What is the average of all possible five-digit numbers that can be formed by using each of the digits 8, 9, 1, 3 and 6 exactly once?

Are you just supposed to try out all the possibilities and count them or is there like a formula or something you can sub numbers into?

Thank you

we can build our 5 digit number using 5 different numerals

all possible numbers
= 5! or 120

In all of these, the lead digit, the 10-thousand digit, can be occupied by the "9" 24 times, the "8" 24 times, etc.
The value of those 24 9's would be
24(90000) = 24(9)10,000)
The value of those 24 8's would be
24(8)(10,000)
...
the value of those 24 1's would be
24(1)(10,000)

so the value of all the 5th digit numbers
= 24(9)(10,000) + 24(8)(10000) + .. 24(1)(10000)
= 24(10000)(9+8+6+3+1)
= 24(10,000)(27)

I could use the same argument for the thousand column
sum of all the 4th digit numbers
= 24(1000)(27)
....

same for the hundreds, the tens and the unit column

total
= 24(27)(10,000) + 24(27)(1000) + 24(27)(100) + 24(27)(10) + 24(27)(1)
= 24(27)(10,000 + 1000 + 100 + 10 + 1)
= 24(27)(11111)
= 7,199,928

To find the average of all possible five-digit numbers formed using the digits 8, 9, 1, 3, and 6 exactly once, we can use a formula rather than trying out all the possibilities.

To begin, let's analyze the situation.
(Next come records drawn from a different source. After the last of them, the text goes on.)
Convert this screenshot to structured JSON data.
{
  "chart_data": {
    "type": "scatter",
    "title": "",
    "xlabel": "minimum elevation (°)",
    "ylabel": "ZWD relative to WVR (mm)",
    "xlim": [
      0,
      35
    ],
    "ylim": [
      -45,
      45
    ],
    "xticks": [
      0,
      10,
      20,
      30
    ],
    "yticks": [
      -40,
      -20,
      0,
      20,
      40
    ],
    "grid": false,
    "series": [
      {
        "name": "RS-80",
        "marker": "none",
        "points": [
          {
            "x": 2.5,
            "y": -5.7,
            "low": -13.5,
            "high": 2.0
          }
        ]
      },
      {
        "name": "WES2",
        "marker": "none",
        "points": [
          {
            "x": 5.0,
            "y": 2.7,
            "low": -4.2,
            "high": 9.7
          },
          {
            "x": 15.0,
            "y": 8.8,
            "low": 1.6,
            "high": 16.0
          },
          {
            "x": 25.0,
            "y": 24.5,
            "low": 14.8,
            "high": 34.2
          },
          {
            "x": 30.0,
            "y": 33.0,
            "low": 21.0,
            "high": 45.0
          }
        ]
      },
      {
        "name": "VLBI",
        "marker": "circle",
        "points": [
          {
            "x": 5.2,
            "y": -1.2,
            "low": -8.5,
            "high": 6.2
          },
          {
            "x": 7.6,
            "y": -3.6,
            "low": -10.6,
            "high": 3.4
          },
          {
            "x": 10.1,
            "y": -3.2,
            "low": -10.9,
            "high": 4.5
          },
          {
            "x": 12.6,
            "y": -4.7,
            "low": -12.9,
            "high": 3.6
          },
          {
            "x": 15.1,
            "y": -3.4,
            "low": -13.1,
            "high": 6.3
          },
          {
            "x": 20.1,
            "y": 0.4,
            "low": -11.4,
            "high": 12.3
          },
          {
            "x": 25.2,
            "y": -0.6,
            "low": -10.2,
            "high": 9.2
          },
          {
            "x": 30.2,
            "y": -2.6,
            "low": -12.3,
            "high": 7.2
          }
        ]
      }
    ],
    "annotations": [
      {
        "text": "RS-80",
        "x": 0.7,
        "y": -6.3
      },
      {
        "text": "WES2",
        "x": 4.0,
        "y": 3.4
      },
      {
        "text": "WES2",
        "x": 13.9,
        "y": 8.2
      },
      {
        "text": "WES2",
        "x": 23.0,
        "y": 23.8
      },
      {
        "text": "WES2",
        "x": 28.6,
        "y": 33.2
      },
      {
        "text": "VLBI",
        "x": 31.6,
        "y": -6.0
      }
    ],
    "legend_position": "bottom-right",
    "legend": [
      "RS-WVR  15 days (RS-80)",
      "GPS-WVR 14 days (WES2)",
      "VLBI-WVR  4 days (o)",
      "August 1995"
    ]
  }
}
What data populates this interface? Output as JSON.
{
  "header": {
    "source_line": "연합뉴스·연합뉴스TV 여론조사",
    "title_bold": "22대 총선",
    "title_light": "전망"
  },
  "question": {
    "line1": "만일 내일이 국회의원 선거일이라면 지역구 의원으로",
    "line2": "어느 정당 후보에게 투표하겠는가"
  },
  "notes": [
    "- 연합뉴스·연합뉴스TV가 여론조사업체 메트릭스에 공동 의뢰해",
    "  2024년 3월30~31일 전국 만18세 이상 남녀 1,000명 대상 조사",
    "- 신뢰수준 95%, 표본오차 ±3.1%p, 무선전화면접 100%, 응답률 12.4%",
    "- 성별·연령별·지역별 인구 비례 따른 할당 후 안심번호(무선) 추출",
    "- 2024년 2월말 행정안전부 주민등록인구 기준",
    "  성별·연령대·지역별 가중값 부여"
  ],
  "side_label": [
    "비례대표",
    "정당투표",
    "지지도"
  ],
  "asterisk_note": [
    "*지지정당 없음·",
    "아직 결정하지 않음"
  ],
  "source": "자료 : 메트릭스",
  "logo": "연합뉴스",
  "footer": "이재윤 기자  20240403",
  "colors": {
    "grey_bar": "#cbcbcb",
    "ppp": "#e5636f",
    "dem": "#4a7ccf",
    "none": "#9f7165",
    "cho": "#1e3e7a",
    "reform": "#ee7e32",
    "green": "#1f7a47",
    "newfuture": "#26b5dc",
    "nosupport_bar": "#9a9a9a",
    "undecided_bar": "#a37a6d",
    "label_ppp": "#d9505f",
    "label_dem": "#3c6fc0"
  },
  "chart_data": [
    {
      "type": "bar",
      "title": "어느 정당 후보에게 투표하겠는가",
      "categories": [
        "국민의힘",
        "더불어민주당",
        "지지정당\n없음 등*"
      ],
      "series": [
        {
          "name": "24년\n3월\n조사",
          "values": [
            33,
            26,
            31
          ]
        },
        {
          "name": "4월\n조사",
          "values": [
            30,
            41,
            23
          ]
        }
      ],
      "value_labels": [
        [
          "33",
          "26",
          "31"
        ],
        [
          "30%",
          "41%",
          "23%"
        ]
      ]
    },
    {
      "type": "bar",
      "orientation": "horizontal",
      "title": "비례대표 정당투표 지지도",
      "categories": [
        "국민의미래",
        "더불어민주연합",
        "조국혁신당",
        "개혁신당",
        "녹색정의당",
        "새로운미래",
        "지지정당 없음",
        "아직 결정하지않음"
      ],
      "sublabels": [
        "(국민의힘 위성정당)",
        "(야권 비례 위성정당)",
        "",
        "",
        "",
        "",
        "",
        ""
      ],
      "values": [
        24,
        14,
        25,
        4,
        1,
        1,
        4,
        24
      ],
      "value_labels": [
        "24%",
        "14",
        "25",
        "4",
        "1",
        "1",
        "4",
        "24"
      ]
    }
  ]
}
We know that there are 5 digits to choose from, and we want to find the average of all the possible five-digit numbers formed.

For the thousands digit, any of the five available digits can be placed in it. So, there are 5 choices for the thousands digit.

Similarly, for the hundreds digit, any of the remaining 4 available digits can be placed in it, as one digit has already been used as the thousands digit. Thus, there are 4 choices for the hundreds digit.

Continuing this pattern, there will be 3 choices for the tens digit and 2 choices for the units digit. Finally, for the one digit left, it has only one option, as there is only one digit remaining. Hence, there is one choice for the last digit.

Using the principle of counting, we can multiply the number of choices together to find the total number of possible permutations:

5 choices for the thousands digit × 4 choices for the hundreds digit × 3 choices for the tens digit × 2 choices for the units digit × 1 choice for the last digit = 5 × 4 × 3 × 2 × 1 = 120

So, there are 120 possible five-digit numbers that can be formed using the given digits.

To find the average, we need to sum up all these 120 numbers and then divide by 120.

Now, to make the calculation easier, we can see a pattern. Since the digits 8, 9, 1, 3, and 6 are all different, each digit will appear an equal number of times in each position (thousands, hundreds, tens, units, and last). So, the average digit in each position will be the average of these five numbers.

The sum of the digits 8, 9, 1, 3, and 6 is 8 + 9 + 1 + 3 + 6 = 27.
To find the average digit in each position, we need to divide this sum by 5 (the number of digits).

27 ÷ 5 = 5.4

Thus, each digit will appear as the average digit (5.4) in each position.

Finally, we can construct the average five-digit number by repeating this average digit (5.4) in each position:

Average five-digit number = 5.4 × 10000 + 5.4 × 1000 + 5.4 × 100 + 5.4 × 10 + 5.4 × 1

Simplifying this expression:

Average five-digit number = 54000 + 5400 + 540 + 54 + 5.4

Calculating this sum:

Average five-digit number = 60099.4

So, the average of all possible five-digit numbers formed using the digits 8, 9, 1, 3, and 6 exactly once is 60099.4.

By using the principle of counting and the concept of averages, we were able to find the answer without manually trying out all the possibilities.